Zurzeit bewohnen die fünf Junggesellen das komplette Gehege allein. Timberwölfin Akira, 1999 geboren im Bärenpark Worbis, und ihr damaliger Gefährte Lakota kamen 2005 zusammen aus dem Tierpark Nordhorn nach Hannover. Hannover wollte die Timberwölfe aufgrund der geplanten Alaskalandschaft anschaffen, die beiden Europäischen Wölfe Adele und Peter wurden im Gegenzug an den Nordhorner Tierpark abgegeben. Den Nordhornern waren die Timberwölfe nach Angaben von Zoosprecherin Simone Hagenmeyer „zu laut“ – weil sie oft und lautstark heulen.

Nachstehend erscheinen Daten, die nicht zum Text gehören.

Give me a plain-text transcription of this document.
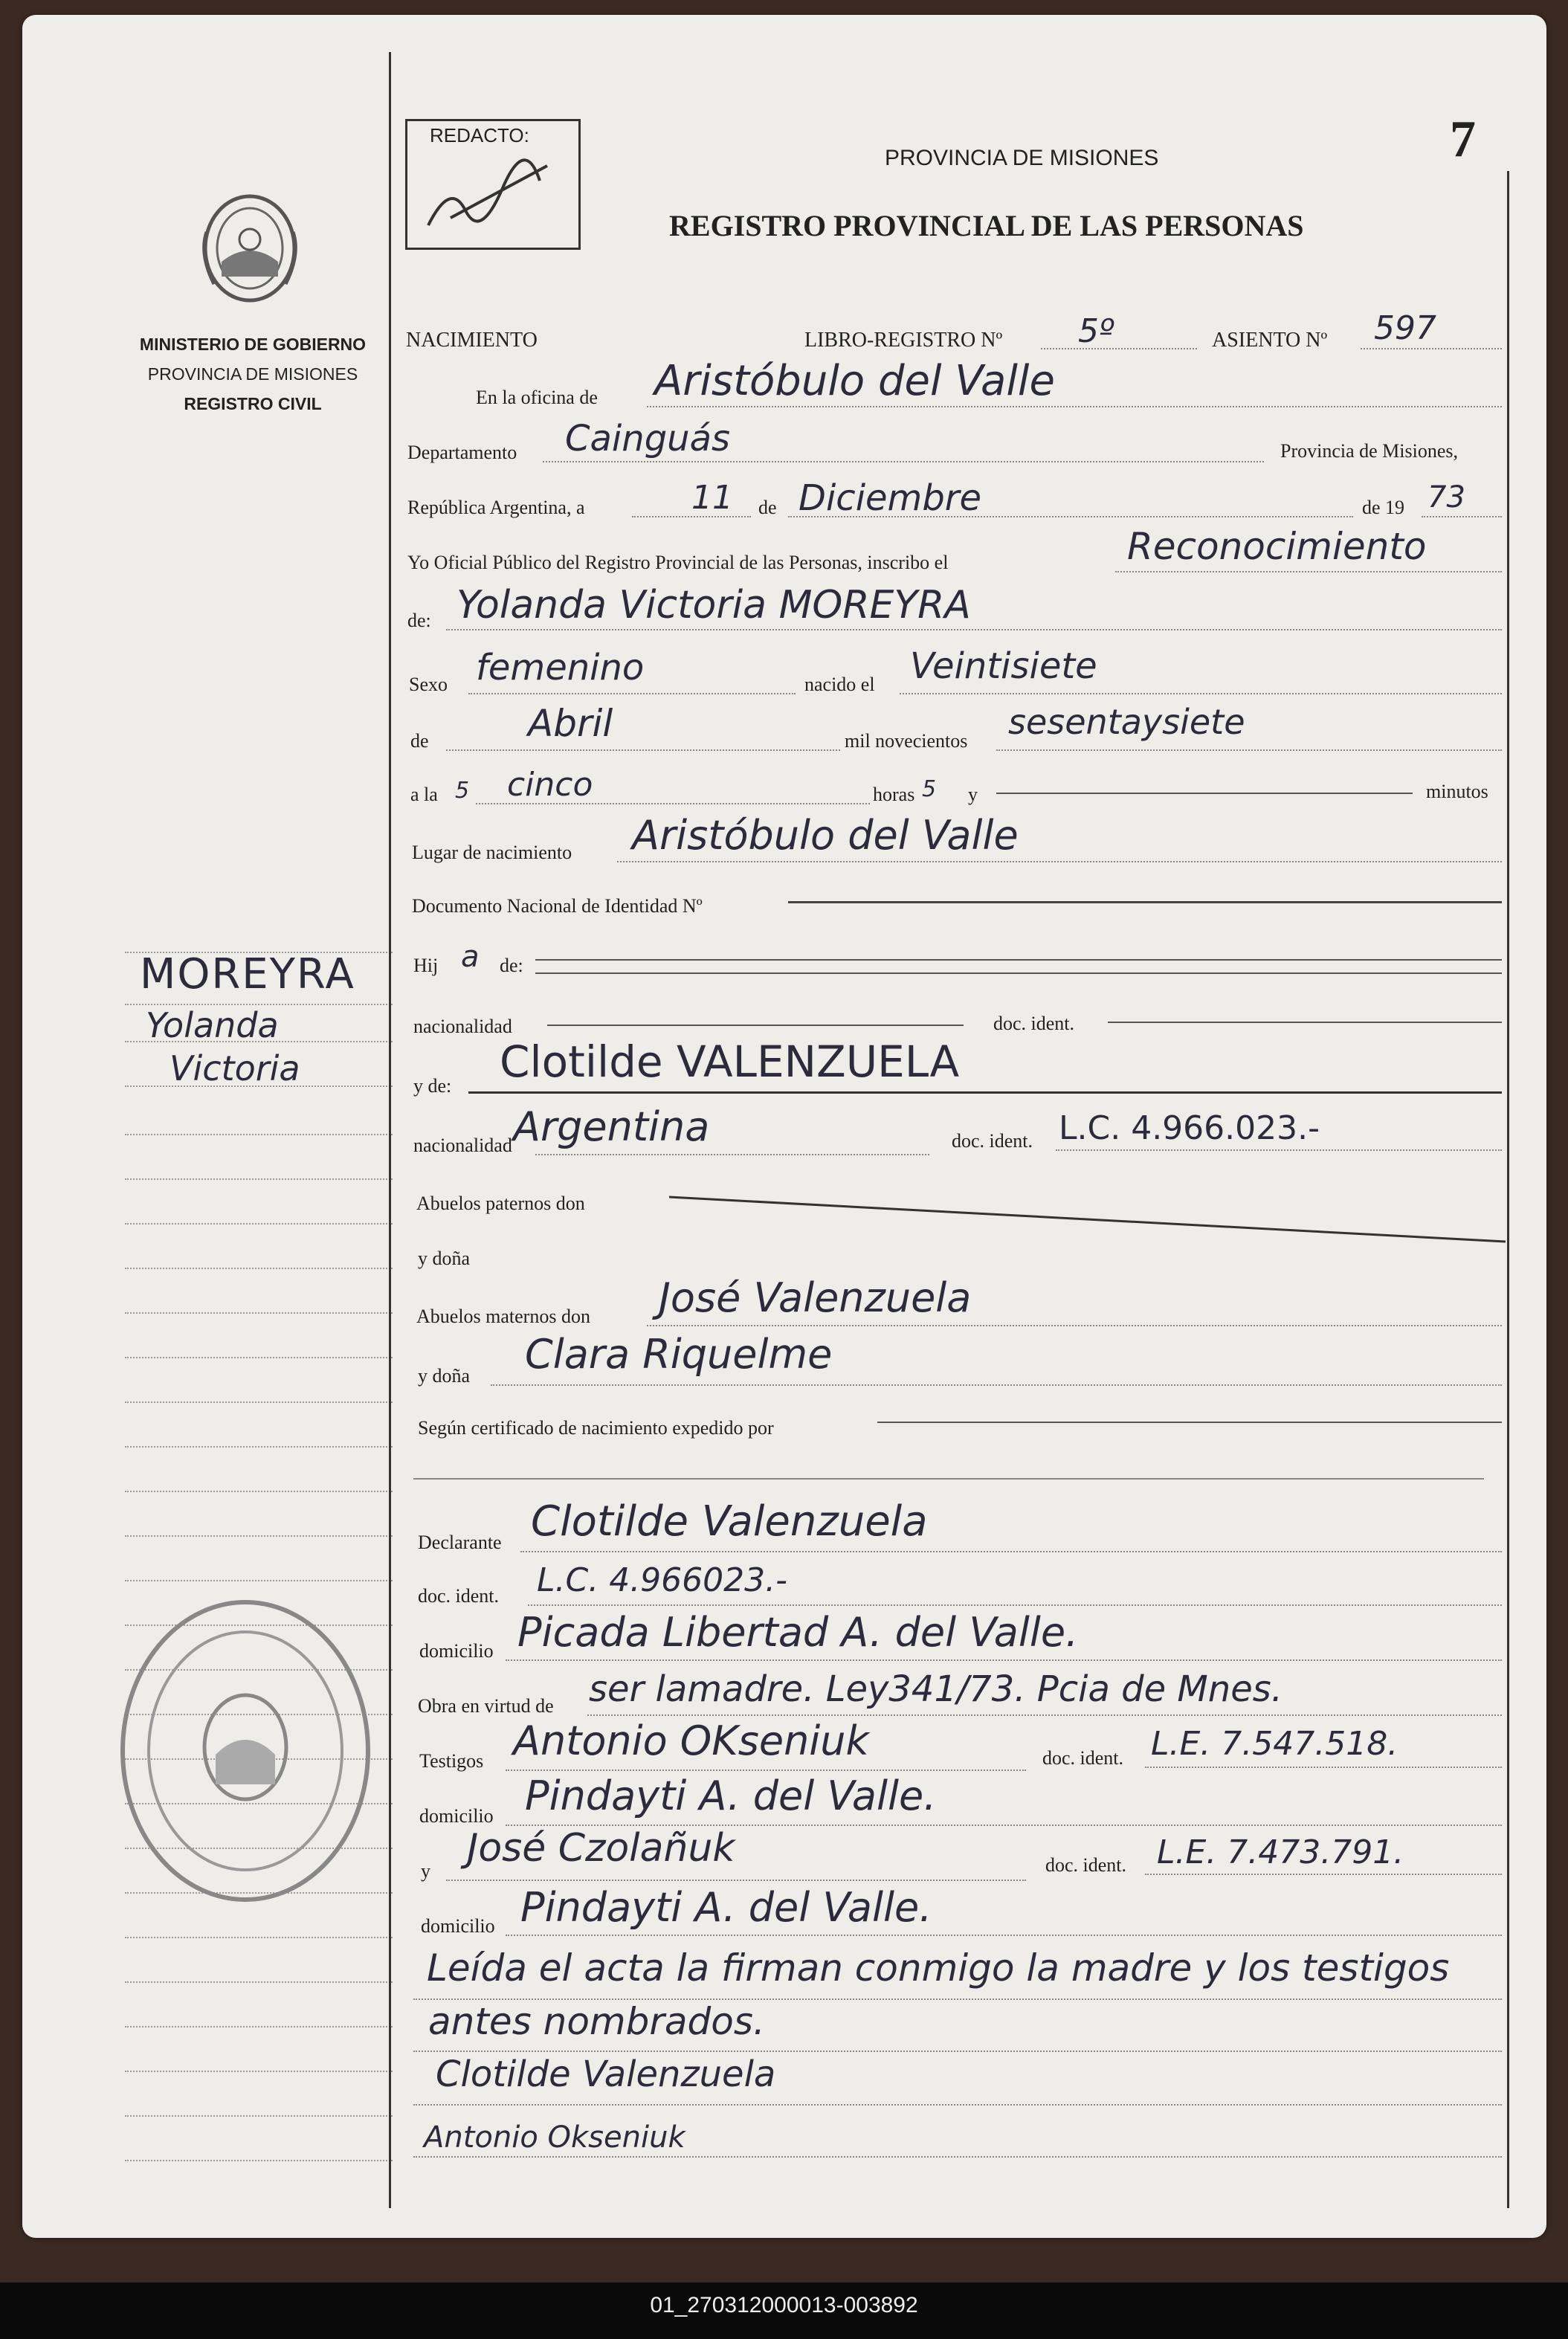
MINISTERIO DE GOBIERNO
PROVINCIA DE MISIONES
REGISTRO CIVIL
MOREYRA
Yolanda
Victoria
REDACTO:
PROVINCIA DE MISIONES
REGISTRO PROVINCIAL DE LAS PERSONAS
7
NACIMIENTO	LIBRO-REGISTRO Nº 5º	ASIENTO Nº 597
En la oficina de Aristóbulo del Valle
Departamento Cainguás	Provincia de Misiones,
República Argentina, a	11 de Diciembre	de 19 73
Yo Oficial Público del Registro Provincial de las Personas, inscribo el	Reconocimiento
de: Yolanda Victoria MOREYRA
Sexo femenino	nacido el Veintisiete
de	Abril	mil novecientos sesentaysiete
a la 5 cinco	horas 5 y	minutos
Lugar de nacimiento Aristóbulo del Valle
Documento Nacional de Identidad Nº
Hij a de:
nacionalidad	doc. ident.
y de: Clotilde VALENZUELA
nacionalidad Argentina	doc. ident. L.C. 4.966.023.-
Abuelos paternos don
y doña
Abuelos maternos don José Valenzuela
y doña Clara Riquelme
Según certificado de nacimiento expedido por
Declarante Clotilde Valenzuela
doc. ident. L.C. 4.966023.-
domicilio Picada Libertad A. del Valle.
Obra en virtud de ser lamadre. Ley341/73. Pcia de Mnes.
Testigos Antonio OKseniuk	doc. ident. L.E. 7.547.518.
domicilio Pindayti A. del Valle.
y
José Czolañuk	doc. ident. L.E. 7.473.791.
domicilio Pindayti A. del Valle.
Leída el acta la firman conmigo la madre y los testigos
antes nombrados.
Clotilde Valenzuela
Antonio Okseniuk
01_270312000013-003892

Akira und Lakota hatten zweimal Nachwuchs: Im Mai 2006 kamen Hagrid, Fluffy und Bernie zur Welt, ein Jahr später Jack und Scarface. Diese fünf bilden heute das Fünferrudel mit Bernie als Leitwolf. Im März 2009 starb Lakota, Vater der fünf Rüden, nach einer Operation. Im August desselben Jahres bekam Akira als neuen Partner Papesto an die Seite, der aus einem französischen Zoo nach Hannover kam. Er starb am 11. August 2010 an den Folgen des Kampfes mit Akiras Söhnen. Wolf Peter, der in der Silvesternacht Wölfin Akira totbiss, wurde im Mai 2009 im Naturpark Kellerwald am Edersee geboren und lebte seit Oktober 2010 mit Akira zusammen.